Viernes. Soñé con Fogwill. Me recibía en una hotel en Puerto Madero. Habían hecho una reedición de sus libros muy lujosa y había novelas de él que yo no conocía. Era amable y sarcástico y me dejaba solo en una habitación con vista a la ciudad iluminada. Se ponía un rompe viento y se iba. "Chau, Terranova." Después aparecía un tipo muy alto, con rústicos rasgos femeninos, casi un trava, que me vigilaba (se daba cuenta que me quería robar unos libros), me preguntaba qué hacía ahí, me tomaba unos datos, hablábamos del escritor con admiración. Después me decía que Fogwill estaba muerto, lo decía con una pena medio falsa de gestión cultural. Yo me iba. Bajaba en ascensor de paredes de acero inoxidable. En el lobby del hotel había una mujer con un bebé y mucho equipaje. Yo salía a la calle y hacía frío, era invierno, y estaba contento, sentía una vitalidad agradecida, una ecuanimidad de esas que solamente se siente en los sueños.

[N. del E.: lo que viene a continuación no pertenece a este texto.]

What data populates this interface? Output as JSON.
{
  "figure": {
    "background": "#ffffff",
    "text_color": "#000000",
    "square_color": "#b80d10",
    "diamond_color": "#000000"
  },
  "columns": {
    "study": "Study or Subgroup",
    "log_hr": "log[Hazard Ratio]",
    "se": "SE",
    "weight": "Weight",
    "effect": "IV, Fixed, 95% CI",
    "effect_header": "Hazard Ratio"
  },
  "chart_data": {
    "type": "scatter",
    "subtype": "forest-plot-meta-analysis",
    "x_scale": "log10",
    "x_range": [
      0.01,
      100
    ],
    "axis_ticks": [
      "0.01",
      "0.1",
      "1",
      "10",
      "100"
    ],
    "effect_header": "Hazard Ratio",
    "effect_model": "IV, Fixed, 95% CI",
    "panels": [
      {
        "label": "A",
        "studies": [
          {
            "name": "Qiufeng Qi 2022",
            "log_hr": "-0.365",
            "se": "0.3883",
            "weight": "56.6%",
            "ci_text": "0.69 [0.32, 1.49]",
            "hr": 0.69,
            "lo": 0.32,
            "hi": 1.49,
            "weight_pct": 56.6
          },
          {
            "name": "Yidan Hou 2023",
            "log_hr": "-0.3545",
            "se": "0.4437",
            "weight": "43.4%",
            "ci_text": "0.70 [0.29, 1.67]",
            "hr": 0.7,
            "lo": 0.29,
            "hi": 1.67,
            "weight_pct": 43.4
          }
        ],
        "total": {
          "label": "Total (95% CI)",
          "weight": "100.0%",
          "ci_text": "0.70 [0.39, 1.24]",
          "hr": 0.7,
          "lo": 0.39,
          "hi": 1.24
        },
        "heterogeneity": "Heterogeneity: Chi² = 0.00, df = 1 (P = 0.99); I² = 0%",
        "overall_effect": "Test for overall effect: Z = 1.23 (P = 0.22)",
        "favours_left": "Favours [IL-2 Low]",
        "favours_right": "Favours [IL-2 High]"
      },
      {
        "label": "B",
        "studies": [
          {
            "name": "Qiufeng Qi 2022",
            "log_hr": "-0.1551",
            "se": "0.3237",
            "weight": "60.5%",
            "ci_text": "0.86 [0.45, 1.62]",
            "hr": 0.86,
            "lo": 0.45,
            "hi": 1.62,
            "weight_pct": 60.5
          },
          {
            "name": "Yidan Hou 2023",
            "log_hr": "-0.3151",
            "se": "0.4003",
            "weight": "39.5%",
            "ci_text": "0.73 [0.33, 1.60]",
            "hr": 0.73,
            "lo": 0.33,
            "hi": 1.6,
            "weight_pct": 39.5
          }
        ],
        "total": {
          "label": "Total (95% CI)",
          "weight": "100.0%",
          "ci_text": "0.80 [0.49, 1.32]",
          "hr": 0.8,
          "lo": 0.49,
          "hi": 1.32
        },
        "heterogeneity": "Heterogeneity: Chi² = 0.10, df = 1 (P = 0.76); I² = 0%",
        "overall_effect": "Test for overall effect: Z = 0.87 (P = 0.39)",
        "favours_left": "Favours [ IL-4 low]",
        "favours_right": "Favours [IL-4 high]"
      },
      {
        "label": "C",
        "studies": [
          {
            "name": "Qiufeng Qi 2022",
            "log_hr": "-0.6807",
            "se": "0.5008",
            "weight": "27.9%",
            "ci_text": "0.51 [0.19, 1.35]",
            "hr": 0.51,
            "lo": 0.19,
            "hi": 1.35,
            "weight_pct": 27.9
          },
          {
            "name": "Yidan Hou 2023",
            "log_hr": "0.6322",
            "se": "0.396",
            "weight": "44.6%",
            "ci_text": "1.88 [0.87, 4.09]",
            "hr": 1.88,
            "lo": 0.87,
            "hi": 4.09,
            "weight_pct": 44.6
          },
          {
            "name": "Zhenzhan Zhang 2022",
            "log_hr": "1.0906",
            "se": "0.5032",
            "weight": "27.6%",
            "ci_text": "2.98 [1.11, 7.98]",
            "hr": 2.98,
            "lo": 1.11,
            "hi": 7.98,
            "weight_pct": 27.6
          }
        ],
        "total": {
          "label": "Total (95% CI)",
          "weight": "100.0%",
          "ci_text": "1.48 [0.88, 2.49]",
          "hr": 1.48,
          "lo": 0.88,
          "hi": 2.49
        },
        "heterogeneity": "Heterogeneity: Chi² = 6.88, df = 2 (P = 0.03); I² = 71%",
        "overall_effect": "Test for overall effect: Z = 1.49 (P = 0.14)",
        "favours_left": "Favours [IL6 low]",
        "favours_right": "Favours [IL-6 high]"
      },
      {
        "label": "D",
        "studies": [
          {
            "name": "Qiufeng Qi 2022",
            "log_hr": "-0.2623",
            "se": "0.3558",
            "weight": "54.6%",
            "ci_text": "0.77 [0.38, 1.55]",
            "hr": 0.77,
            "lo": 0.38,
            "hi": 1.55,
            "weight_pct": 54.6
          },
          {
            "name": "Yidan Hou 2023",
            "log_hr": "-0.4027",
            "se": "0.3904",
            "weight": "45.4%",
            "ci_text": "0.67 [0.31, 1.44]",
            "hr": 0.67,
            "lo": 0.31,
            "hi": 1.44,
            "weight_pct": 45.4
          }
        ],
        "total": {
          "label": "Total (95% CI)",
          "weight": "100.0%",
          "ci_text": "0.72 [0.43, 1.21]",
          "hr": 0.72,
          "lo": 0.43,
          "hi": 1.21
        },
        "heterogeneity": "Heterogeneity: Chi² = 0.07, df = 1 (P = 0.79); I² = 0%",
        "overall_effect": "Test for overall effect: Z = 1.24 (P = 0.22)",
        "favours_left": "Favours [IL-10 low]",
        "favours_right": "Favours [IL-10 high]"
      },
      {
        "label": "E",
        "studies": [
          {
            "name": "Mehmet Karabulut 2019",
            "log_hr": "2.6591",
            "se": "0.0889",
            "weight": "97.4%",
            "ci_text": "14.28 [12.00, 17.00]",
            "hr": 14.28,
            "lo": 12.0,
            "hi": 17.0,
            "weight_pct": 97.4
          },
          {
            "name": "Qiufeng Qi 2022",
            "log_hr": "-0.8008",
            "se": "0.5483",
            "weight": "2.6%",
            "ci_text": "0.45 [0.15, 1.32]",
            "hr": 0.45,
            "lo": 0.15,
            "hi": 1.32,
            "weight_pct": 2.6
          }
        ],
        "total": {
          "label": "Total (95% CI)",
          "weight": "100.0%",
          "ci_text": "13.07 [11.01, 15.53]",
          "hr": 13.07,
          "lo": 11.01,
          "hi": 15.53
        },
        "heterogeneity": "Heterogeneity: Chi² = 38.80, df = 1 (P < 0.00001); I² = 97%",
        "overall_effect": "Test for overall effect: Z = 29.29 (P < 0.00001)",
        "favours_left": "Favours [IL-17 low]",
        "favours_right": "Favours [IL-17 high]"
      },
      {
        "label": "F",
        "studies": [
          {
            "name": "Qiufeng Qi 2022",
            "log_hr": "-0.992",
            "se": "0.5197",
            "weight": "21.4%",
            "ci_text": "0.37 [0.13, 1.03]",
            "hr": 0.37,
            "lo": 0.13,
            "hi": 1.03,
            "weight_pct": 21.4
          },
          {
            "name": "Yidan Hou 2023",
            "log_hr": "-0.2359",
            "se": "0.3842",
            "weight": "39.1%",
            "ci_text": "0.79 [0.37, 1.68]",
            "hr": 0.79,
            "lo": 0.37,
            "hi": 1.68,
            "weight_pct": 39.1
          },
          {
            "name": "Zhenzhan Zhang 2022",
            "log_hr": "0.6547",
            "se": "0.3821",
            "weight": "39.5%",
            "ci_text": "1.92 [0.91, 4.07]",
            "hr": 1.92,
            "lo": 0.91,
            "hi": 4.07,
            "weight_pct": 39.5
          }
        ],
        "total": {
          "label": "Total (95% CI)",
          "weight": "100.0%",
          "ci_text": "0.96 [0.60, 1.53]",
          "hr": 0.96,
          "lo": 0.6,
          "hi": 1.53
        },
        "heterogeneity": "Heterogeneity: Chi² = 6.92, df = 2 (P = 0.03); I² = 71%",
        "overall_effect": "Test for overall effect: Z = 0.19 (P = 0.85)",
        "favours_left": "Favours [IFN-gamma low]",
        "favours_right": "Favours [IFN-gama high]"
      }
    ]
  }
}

Viernes, más tarde. Ignacio Irulegui recuerda en Facebook The book of Eli, una película donde Denzel Washington caza gatos con arco y flecha y se aprende de memoria la Biblia en un mundo posnuclear. Cita una escena puntual, un tiroteo en una casa en el desierto. La casa pertenece a dos amables viejos caníbales. Cuando repaso la escena recuerdo con sorpresa que los viejos se llaman “George and Martha.” Martín Felipe Castagnet cita a Melville “Queequeg was George Washington cannibalistically developed.” La frase me resulta hermosa. ¿Usaba galera el maorí? ¿Era maorí? Dudo. Lo recuerdo maorí y de galera. Castagnet me responde que en la ficción no era maorí sino polinesio, pero agrega otra cita: “Scholar Geoffrey Sanborn recently discovered that Melville based the character of Queequeg on an anecdote about a Maori chief named Tupai Cupa, which Melville read in a book called The New Zealanders by George Lillie Craik (published in 1830).” Luego agrega que sí, que usaba una galera como la que después popularizaría Abraham Lincoln (beaver hat) y que el último presidente de los Estados Unidos que usó sombrero de copa en un acto fue Richard Nixon.